Sinkhorn-Knopp-Style Normalization: A fast algorithm inspired by Sinkhorn iterations is used to normalize the standard deviations of rows and columns in a matrix. This helps minimize what the authors call “matrix imbalance,” a new proxy metric shown to be more effective than alternatives like kurtosis for improving quantization performance.

The combination of these two features allows SINQ to outperform other calibration-free techniques such as Round-To-Nearest (RTN), HQQ, and Hadamard-based quantization across multiple benchmarks.

Performance and Compatibility

SINQ has been evaluated across a wide range of architectures and models, including the Qwen3 series, LLaMA, and DeepSeek.

On benchmarks like WikiText2 and C4, SINQ consistently reduces perplexity and flip rates compared to baseline methods, often approaching or matching the performance of calibrated solutions.

It also supports non-uniform quantization schemes such as NF4 and can be combined with calibration methods like AWQ, leading to the variant A-SINQ. In calibrated settings, A-SINQ further narrows the gap with full-precision models.

In terms of runtime efficiency, SINQ quantizes models roughly twice as fast as HQQ and over 30 times faster than AWQ. This makes it well-suited for both research and production environments where quantization time is a practical constraint.

Open Source and Easy to Use

Huawei has released SINQ as an open-source project under a permissive, enterprise-friendly Apache 2.0 license, with implementation instructions and reproducibility tools available on GitHub:

The repository includes support for quantizing Hugging Face models with just a few lines of code, as well as tools for saving and reloading quantized weights. Default settings offer a balance between memory savings and accuracy, and users can customize parameters like bit-width, tiling strategy, and group size based on their needs.

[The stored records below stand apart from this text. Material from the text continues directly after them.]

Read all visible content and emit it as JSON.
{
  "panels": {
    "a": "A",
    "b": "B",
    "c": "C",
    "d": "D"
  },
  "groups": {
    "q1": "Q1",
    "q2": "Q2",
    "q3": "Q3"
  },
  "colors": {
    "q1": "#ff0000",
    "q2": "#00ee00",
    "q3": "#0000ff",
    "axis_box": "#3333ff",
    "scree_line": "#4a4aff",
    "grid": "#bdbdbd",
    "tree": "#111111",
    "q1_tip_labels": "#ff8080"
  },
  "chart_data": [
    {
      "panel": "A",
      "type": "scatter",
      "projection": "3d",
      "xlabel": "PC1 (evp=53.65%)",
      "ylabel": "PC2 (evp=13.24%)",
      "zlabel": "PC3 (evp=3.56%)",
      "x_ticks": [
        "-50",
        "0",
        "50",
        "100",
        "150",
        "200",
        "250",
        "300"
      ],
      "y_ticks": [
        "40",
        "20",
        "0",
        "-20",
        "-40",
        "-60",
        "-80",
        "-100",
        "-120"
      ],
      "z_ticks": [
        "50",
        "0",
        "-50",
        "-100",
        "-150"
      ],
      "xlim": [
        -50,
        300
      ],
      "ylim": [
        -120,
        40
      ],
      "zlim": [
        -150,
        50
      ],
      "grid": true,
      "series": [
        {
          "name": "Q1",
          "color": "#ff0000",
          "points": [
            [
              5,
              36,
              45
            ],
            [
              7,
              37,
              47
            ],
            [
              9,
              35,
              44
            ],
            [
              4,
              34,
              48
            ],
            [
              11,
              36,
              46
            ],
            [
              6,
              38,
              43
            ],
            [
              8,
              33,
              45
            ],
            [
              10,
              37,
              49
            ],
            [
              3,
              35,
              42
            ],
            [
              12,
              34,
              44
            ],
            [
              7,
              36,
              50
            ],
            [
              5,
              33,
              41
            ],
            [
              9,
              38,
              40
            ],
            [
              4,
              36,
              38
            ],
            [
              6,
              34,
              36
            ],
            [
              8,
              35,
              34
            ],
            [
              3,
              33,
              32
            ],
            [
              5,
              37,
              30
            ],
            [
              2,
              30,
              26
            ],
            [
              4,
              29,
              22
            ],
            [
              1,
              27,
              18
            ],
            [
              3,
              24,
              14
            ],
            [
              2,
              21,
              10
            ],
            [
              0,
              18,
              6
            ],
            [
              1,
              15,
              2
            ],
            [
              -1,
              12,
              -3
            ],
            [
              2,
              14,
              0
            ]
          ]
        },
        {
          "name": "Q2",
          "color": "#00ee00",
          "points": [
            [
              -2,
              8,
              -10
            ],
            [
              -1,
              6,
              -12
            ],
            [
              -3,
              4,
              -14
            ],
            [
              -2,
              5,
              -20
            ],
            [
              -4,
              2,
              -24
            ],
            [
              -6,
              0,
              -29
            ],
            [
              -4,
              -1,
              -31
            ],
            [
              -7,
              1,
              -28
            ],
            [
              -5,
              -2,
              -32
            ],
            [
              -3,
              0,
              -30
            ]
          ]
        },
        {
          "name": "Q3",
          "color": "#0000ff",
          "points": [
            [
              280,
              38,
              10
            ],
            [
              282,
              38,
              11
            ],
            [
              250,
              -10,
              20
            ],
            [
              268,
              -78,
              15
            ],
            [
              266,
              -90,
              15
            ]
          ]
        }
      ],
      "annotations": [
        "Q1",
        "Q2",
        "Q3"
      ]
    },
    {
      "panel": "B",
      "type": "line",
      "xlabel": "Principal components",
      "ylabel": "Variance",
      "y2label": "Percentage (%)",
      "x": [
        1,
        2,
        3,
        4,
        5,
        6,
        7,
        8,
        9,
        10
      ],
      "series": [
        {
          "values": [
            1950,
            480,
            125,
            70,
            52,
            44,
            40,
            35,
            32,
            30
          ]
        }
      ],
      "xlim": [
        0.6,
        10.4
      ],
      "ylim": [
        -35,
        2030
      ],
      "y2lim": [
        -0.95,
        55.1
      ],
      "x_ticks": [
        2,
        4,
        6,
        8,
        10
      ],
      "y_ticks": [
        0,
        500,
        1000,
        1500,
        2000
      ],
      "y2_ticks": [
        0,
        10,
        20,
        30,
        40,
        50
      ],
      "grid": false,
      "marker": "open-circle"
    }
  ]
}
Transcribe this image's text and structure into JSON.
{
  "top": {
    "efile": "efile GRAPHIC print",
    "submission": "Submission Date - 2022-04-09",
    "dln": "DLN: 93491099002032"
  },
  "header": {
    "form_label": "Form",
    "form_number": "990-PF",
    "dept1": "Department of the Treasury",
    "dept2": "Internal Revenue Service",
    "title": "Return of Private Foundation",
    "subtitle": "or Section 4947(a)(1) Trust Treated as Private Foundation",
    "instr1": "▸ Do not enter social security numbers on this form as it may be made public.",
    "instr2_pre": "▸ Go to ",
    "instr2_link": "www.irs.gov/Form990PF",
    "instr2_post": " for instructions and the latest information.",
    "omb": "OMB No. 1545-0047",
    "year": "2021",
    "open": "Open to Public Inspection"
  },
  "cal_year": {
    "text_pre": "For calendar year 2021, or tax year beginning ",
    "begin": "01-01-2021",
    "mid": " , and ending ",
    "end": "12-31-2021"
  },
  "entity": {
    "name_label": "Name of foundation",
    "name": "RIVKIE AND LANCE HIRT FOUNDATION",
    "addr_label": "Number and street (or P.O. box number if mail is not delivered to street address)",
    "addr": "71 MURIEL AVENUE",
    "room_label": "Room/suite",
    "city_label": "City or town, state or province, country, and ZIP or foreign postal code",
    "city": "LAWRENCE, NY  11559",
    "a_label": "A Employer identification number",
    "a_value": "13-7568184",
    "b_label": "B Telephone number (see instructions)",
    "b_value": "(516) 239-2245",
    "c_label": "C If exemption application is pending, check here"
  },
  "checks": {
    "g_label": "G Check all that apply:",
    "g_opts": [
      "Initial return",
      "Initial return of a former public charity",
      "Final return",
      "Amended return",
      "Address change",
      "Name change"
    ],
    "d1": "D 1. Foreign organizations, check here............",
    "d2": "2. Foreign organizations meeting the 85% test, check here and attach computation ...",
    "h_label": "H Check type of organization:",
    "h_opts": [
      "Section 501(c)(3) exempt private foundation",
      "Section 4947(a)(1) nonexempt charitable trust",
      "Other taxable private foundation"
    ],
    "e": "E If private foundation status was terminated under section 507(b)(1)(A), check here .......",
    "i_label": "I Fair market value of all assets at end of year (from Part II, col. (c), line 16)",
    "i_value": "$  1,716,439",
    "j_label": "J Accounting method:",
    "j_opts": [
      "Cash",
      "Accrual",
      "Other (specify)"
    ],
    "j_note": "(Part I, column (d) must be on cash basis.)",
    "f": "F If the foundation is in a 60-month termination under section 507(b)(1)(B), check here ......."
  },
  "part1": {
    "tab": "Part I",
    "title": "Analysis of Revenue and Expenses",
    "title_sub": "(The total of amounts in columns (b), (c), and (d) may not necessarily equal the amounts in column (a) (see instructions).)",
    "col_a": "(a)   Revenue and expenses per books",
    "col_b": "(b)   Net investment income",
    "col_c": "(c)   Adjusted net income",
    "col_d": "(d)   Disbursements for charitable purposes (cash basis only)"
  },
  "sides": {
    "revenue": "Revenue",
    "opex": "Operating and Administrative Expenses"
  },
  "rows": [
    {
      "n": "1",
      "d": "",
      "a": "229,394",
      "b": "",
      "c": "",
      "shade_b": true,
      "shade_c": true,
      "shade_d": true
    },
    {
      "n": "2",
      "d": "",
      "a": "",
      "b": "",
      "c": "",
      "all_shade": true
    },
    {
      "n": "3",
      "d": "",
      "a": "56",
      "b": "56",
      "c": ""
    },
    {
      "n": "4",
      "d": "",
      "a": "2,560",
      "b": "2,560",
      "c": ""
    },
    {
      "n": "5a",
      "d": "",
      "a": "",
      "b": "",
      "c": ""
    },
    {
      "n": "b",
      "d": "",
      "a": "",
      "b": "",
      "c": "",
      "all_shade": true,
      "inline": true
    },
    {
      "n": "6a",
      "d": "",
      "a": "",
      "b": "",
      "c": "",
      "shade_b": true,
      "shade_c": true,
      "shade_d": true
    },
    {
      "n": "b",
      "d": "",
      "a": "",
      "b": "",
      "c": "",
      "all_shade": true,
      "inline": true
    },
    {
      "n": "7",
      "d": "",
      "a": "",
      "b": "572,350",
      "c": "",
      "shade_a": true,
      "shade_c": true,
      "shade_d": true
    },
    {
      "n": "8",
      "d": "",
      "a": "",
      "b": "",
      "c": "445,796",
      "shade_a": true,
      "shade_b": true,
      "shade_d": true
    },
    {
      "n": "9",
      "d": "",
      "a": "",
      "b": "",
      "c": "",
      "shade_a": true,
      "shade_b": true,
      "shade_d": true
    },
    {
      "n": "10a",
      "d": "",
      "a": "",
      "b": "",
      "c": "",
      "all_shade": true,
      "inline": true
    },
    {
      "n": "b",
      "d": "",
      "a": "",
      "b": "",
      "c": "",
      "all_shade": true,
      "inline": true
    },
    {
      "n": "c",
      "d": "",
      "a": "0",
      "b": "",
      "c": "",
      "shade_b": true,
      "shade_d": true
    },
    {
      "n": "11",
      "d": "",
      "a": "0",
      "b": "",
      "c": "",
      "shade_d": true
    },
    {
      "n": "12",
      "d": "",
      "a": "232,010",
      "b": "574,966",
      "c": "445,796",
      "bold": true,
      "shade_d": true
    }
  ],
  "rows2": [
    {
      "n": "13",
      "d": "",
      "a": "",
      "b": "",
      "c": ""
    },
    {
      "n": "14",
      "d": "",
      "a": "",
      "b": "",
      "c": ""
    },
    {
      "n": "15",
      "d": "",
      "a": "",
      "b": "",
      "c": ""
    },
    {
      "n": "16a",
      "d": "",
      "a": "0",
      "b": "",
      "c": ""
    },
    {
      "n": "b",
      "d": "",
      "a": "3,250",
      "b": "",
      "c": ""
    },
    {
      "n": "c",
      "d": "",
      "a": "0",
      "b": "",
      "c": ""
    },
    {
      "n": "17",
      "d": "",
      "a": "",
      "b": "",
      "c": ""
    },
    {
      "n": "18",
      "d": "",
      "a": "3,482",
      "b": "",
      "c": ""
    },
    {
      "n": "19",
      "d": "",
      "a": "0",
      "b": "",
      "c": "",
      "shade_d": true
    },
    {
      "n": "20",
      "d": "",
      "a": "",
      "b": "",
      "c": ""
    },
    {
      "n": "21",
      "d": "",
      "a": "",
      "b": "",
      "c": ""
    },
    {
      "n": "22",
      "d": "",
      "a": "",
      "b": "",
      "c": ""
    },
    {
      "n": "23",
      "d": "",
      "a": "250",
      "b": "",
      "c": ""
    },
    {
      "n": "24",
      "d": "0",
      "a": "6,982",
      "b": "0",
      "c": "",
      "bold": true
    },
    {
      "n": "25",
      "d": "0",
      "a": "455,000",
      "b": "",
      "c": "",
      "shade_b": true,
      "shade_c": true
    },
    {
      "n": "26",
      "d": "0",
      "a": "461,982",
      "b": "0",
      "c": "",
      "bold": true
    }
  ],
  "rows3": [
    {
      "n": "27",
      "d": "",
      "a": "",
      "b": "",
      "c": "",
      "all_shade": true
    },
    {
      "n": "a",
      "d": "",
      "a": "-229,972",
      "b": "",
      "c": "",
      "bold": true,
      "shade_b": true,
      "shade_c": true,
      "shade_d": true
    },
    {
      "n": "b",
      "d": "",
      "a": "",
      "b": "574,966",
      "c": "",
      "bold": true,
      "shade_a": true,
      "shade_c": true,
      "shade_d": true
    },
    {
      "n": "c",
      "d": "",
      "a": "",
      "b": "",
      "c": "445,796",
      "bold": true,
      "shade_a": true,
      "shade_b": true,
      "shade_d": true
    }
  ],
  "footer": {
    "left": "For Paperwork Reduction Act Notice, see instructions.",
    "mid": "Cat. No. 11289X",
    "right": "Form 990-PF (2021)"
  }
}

The authors also provide evaluation integration via the lm-eval library and plan to release pre-quantized models on the Hugging Face Hub in the near future.

Looking Ahead

With growing demand for running large models on consumer-grade hardware, quantization is becoming an essential tool. SINQ aims to lower the entry barrier for LLM deployment, enabling developers and researchers to efficiently shrink models without major trade-offs in quality or compatibility.

Further updates—including integration with Hugging Face Transformers and pre-quantized model releases—are planned, making this a project to watch in the quantization space.